In some families, when more than one child is studying the piano, a sense of rivalry can develop. Sometimes a younger sibling feels discouraged because they aren’t learning as fast as an older sibling. Sometimes it’s the younger sibling who progresses faster than an older sibling, which can be a big challenge for the older sibling.
So how do you help with that?
Number one, set some ground rules for the family. Always speak positively about others. Don’t emphasize comparisons, or better yet, don’t compare at all! Talk about accomplishments in the framework of each child’s own personal progress and not in reference to another child’s progress.
Emphasize hard work the most. Hard work and consistent practice should be praised highly.
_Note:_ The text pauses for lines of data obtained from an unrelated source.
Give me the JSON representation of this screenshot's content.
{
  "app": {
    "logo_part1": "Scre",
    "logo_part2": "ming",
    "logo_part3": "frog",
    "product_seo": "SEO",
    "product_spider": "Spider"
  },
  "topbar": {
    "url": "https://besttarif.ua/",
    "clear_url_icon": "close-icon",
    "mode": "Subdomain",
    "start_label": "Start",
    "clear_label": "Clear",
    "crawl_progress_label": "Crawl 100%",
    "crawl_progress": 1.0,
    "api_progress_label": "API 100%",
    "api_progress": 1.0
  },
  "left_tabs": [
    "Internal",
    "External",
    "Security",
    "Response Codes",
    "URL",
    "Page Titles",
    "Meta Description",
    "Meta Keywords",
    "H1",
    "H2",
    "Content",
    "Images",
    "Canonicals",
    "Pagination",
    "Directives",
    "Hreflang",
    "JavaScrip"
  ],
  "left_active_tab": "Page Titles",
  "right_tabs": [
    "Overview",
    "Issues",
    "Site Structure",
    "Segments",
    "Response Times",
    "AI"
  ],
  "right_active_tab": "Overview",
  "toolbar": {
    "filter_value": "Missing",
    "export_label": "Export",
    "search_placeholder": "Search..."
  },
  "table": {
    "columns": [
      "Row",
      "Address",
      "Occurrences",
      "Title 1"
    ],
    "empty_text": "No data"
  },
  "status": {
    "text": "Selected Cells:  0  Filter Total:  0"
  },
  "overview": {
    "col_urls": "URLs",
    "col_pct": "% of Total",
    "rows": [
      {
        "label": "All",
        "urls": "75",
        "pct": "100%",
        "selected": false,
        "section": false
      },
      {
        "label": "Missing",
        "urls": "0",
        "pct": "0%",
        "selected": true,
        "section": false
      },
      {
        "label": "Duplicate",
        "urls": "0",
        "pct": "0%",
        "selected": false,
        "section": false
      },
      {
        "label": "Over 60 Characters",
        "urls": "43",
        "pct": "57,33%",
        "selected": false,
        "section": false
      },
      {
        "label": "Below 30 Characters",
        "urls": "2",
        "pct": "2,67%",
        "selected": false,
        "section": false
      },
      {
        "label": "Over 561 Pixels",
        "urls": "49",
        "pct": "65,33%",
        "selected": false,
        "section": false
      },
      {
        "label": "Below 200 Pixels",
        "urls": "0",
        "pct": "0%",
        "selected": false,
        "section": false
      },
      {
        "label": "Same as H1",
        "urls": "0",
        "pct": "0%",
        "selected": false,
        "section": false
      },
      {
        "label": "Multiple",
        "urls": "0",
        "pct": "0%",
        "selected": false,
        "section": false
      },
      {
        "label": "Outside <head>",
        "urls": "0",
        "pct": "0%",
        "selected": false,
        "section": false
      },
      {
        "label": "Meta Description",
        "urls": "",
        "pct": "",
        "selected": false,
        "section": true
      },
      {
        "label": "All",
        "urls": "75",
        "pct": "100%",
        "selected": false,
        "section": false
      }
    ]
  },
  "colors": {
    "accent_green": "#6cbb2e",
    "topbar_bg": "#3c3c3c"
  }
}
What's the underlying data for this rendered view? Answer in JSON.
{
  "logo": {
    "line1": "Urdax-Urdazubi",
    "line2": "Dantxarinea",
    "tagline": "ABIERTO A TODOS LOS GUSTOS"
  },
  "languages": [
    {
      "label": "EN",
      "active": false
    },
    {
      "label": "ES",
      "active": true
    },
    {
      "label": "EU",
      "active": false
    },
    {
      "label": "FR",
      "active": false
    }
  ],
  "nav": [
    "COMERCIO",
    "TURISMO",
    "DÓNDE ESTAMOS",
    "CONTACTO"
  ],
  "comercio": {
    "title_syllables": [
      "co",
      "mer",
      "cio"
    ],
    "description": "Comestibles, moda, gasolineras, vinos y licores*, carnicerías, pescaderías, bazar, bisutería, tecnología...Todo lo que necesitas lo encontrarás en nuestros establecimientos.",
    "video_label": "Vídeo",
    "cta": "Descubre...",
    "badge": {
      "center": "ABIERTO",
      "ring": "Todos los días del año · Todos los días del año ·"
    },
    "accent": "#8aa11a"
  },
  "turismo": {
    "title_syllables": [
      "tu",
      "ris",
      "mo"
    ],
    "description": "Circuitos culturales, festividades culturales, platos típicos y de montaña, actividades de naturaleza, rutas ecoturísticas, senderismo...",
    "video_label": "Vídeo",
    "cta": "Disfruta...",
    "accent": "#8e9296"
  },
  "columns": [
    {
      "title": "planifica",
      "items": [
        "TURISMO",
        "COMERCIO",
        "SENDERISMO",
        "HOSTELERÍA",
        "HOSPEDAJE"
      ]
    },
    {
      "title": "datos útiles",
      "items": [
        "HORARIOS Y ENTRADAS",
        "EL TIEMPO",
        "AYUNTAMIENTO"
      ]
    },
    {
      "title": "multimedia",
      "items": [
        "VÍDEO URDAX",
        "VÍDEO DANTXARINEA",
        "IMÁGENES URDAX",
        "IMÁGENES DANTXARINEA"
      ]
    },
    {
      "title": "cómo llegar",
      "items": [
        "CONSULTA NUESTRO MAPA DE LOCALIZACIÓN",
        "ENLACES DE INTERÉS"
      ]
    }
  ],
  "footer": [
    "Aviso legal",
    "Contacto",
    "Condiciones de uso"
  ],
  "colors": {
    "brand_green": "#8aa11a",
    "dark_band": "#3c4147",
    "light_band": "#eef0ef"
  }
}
Praise that more than how fast a child is learning songs.
The Pitfall of Comparison
At the core of this issue is a human tendency to base our success on how well we do in comparison to others. When I was ten years old, my dad held me back a year in little league baseball so that he could coach both me and my little brother on the same 8-9 year old team. That year I was the superstar of baseball. I was hitting home runs. The pitchers were intentionally walking me, even with the bases loaded. It was great. Then the next year I went up to the next league and I ended up playing outfield. I was not a star player any more. In the year that I was the best player in the league I thought I was really good, and it was really fun. The next year, when I was less than average, I didn’t feel very good, and I actually quit at the end of that season.
Unfortunately, the same can happen with piano if kids start comparing themselves to others. Piano should be fun because piano is fun, not because you’re the best. Being the best has nothing to do with it. We want kids to learn to focus on their own enjoyment and progress.
What Really Counts
Fast forward a few years. I was one of the best pianists in my high school. I was the rock star of piano, accompanying the high school choir and taking lessons from a professional concert pianist. But then I graduated and went to college at Brigham Young University, which has a very competitive music program, and I felt like I was one of the worst. It was hard for me not compare myself to the other music students. At first I wasn’t sure I wanted to be a music major at all. I had to realize that other people being really amazing didn’t make me less. Other people’s success did not change my success. I decided that I loved piano, and because of that I wanted to become a music teacher.
And that’s what I’m still doing today.
It doesn’t matter who is best. It matters what you love.